とはいえ企業にとっては、まずは「何が起きているのか」が、欲しい情報だ
と思います。「いつ」「どこで」「何が」、いわゆる「5W1H」です。そうし
た詳細情報を得たうえで、通報についての対応方法を検討したいとお考えで
しょう。詳細情報がなく、「思い」だけでは、実際に何が起こっているのか、
現状認識すら難しいからです。

ところが、通報の中で「5W1H」をきちんと話す方は少数です。起こったこと
を筋道立てて具体的に話すことができず、感情のままにエピソードを話す方、
持論をとうとうと述べるような方がほとんどです。
また、通報することへの大きな不安を抱えていたり、自分の正しさを少しで
も伝えたいと思うため、話が前後したり、複数のエピソードを並行して話し
たりなど、時系列で話せません。通報者自身にとって都合の悪いことは、あ
まり触れないように話すこともあります。
そんなとき、相談員はまず通報者の「思い」を受け止め、気持ちに寄り添い
ながら、じっくりと話を聴いていきます。通報を聴きながら、通報者は何を
「問題」だと感じ、何を訴えたいのか(主訴)を捉えていきます。そのうえ
で、「(通報者は)どうしたいのか?」「(会社に)どうしてほしいのか?」
を問い、「主訴」と「問題」そして「要望」を汲み取るようにします。

そこまでたどり着くと、当初は感情的になり話が前後していた方も落ち着い
てきて、通報内容というものがなんとなくまとまってきます。
そして通報の意思が固まれば、「5W1H」につながる具体的な内容を引き出し
ていきます。不足している情報の確認です。
とはいえ、単刀直入に「5W1H」を尋ねると、尋問のようになってしまい、通
報者の心は相談員から離れ、最悪の事態としては電話を切られかねません。
そのため、自然な流れで引き出す工夫が必要です。あくまでも、通報者の気
持ちに寄り添いながら、通報者の意に反するような報告にならないよう、会
社に報告する内容を確認します。

そのようにして通話から汲み取った「主訴」「問題」「要望」を報告書にま
とめます。「会話だから成り立つ非言語部分のニュアンスを、文章からも汲
み取れるように…。意味が通じるようにある程度の整理も必要。でも、整理
しすぎると、通報者が最も言いたいこと(=主訴)が伝わらなくなってしま
うのではないか…」そんなことを頭の片隅に置きながら、通報者が了承した
範囲内で、問題についての具体的内容と要望をまとめます。

相談員は、通報内容を聴くことで通報者から「思い」を受け取り、報告書を
作成することで通報者の「思い」を会社に届けているのです。
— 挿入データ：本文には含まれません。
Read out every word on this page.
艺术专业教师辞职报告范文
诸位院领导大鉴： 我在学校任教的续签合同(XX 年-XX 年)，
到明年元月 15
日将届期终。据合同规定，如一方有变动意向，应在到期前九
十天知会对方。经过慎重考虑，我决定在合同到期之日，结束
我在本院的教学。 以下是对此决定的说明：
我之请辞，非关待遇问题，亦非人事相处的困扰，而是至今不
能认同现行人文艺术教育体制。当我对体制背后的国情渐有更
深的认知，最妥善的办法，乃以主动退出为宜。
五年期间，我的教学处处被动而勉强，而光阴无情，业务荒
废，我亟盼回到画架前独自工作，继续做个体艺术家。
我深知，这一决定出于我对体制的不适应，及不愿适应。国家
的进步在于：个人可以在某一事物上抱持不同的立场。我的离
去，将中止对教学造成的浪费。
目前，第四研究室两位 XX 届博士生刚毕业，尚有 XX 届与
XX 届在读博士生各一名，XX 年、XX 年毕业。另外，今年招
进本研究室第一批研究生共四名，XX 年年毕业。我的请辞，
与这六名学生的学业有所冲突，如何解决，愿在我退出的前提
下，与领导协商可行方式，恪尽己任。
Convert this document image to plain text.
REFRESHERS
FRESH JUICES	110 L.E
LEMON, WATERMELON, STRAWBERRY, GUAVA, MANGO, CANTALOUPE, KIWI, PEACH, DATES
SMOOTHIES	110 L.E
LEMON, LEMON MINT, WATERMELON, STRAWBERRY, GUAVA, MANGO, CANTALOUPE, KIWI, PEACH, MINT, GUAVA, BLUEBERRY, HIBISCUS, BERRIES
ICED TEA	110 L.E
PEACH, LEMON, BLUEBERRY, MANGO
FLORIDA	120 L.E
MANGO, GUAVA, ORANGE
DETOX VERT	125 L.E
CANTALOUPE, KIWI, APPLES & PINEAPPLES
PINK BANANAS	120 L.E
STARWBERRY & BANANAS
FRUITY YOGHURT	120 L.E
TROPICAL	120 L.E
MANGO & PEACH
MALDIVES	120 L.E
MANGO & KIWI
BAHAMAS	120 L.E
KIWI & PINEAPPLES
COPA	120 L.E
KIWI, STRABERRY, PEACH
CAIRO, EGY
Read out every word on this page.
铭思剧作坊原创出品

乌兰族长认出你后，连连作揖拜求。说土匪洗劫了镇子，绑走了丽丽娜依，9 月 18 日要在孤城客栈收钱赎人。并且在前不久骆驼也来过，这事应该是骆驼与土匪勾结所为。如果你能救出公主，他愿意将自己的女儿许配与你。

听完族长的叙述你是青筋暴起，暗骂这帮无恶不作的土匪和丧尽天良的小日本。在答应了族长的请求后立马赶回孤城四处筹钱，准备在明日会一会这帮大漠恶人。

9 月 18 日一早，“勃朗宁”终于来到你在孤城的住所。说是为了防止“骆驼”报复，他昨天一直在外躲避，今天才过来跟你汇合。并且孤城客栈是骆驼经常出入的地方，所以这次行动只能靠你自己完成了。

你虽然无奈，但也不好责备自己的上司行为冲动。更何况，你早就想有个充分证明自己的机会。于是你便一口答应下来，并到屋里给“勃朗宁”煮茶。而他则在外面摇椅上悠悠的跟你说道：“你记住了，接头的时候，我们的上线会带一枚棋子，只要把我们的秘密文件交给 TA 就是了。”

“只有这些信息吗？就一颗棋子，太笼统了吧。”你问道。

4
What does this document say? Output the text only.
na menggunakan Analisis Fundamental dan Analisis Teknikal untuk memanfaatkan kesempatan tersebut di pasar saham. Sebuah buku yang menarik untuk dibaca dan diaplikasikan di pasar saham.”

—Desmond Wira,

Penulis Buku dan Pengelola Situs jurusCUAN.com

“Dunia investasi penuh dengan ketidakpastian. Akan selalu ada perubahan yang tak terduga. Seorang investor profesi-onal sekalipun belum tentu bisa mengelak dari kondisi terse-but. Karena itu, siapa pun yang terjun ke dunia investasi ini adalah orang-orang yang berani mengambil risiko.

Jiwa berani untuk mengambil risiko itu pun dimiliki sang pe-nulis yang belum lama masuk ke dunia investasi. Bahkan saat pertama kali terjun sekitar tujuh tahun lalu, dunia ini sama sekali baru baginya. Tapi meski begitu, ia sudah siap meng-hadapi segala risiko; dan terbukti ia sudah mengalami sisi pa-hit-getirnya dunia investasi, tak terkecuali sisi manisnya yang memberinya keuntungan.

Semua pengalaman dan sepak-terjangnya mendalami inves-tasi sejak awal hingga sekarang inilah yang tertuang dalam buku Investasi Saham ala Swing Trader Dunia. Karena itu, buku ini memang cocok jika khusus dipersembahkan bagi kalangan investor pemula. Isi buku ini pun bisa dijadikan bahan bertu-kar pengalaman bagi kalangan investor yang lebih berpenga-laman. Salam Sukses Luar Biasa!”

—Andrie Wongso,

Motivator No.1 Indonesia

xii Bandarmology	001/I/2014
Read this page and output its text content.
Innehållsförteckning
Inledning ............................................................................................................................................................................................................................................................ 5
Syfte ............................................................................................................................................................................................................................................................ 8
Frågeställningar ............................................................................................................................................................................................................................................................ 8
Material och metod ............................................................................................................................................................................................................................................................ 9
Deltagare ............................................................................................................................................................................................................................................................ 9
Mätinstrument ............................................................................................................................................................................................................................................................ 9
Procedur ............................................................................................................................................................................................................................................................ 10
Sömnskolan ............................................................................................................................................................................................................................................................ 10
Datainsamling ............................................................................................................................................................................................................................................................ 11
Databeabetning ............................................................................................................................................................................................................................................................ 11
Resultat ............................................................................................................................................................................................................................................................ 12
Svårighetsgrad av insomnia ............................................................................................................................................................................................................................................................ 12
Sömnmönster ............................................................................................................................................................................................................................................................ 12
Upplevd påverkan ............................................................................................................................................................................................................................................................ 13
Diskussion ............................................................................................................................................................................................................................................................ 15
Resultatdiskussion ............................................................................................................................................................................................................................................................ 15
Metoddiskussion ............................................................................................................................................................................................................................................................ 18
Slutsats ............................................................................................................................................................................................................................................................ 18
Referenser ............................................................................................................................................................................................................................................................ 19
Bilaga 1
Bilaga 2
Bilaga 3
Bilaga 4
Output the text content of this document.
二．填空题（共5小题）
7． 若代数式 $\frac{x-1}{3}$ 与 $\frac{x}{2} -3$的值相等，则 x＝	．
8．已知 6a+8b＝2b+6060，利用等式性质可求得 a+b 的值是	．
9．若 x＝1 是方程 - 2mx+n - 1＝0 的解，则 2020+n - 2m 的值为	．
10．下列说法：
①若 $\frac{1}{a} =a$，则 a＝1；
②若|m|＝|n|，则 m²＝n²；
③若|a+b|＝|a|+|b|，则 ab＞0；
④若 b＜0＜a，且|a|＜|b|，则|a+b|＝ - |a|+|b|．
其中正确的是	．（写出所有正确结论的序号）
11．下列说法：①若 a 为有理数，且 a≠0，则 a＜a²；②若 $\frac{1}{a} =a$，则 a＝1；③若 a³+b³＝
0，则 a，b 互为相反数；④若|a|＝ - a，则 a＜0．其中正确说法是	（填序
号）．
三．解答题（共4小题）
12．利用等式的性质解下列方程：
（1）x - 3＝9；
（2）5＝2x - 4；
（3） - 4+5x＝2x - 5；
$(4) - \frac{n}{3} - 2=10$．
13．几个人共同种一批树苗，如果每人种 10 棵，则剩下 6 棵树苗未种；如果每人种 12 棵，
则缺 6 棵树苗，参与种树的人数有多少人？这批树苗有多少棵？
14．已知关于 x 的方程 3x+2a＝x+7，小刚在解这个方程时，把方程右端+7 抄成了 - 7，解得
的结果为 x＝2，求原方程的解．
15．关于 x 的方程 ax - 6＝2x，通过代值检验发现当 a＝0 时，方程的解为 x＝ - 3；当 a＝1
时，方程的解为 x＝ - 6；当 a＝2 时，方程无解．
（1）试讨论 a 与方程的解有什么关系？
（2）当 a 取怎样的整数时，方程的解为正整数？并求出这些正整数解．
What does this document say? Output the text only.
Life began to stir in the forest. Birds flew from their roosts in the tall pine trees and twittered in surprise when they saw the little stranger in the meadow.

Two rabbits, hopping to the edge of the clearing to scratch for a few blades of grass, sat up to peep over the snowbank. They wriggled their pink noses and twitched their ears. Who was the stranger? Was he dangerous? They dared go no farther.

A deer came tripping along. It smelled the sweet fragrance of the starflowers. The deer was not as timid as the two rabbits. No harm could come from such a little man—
報告書は、通
報内容にかかる事実はもちろんのこと、通報者の「思い」も込めたバトンの
ようなものだと感じています。
通報者が胸にたまった思いを話し、それが通報内容としてまとまった時、通
報者はやっと自分の思いが会社に伝わると感じて、秋晴れのような爽やかな
声になって「よろしくお願いします」と、私たちにバトンを渡してください
ます。願わくは、そのバトンが通報者にとっても会社にとっても最良なゴー
ルに向かいますように。相談員一同、そう願っています。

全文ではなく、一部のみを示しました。